Preparing your organization for change may include:
- Identifying people within the organization who will serve as champions for change
- Determining challenges to change and success and developing a plan to overcome those challenges
- Generate consensus throughout the organization about why the change is needed
- Give stakeholders a voice in the process, but remember, there is a fine balance…“thinking too long about doing something is often the reason nothing gets done.”
- Develop a communications plan for delivering information
- Manage expectations through clear communication about the likely impact on end users
- Maintain focus on change management throughout the implementation
Choose a partner you trust
While you may get caught up evaluating solution features and functionality, it is imperative that you also perform rigorous due diligence on a solution provider’s implementation process. If you aren’t comfortable with the methodology presented, or if a provider is hesitant to disclose details about the implementation process, consider this a red flag and don’t walk away, run. When implementations go wrong, they cost precious time, money and resources.

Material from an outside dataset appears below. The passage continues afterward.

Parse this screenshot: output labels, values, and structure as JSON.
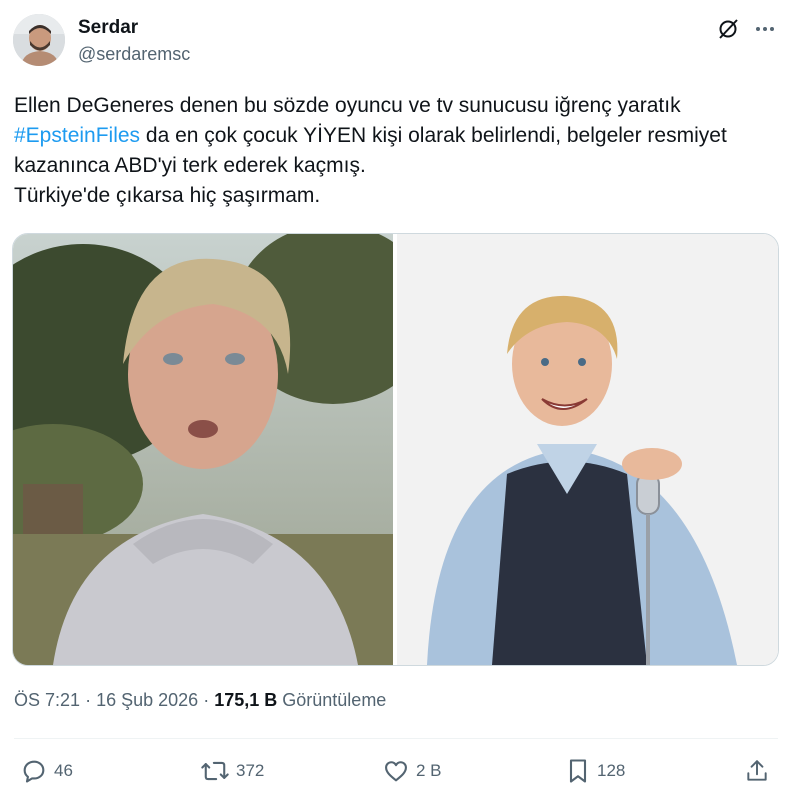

Any solution provider who wants to be taken seriously should have no issue furnishing details on their implementation methodology. A reliable and predictable implementation will include but is not limited to:
- Initial project plan that outlines objectives, scope, milestones, timeline, control processes and change management
- Discovery process to identify detailed business requirements and map them to product functionality
- Detailed project plans that identify tasks and responsibilities, specific resource requirements and time estimates
- A phased approach that has clearly-stated deliverables
- Clear process for the timely identification, communication and resolution of any issues
- Periodic project reviews conducted by the vendor’s implementation director and includes necessary project team members from both the vendor and the client
- Identification of training requirements
- Rigorous testing of the new solution prior to launch
It is also essential that you believe and trust your solution partner is as committed as you are to implementing your solution on time and within budget. If there is any doubt, it is best to err on the side of caution. If you align with a provider who runs at the first sign of trouble, you are headed for a Titanic-like implementation.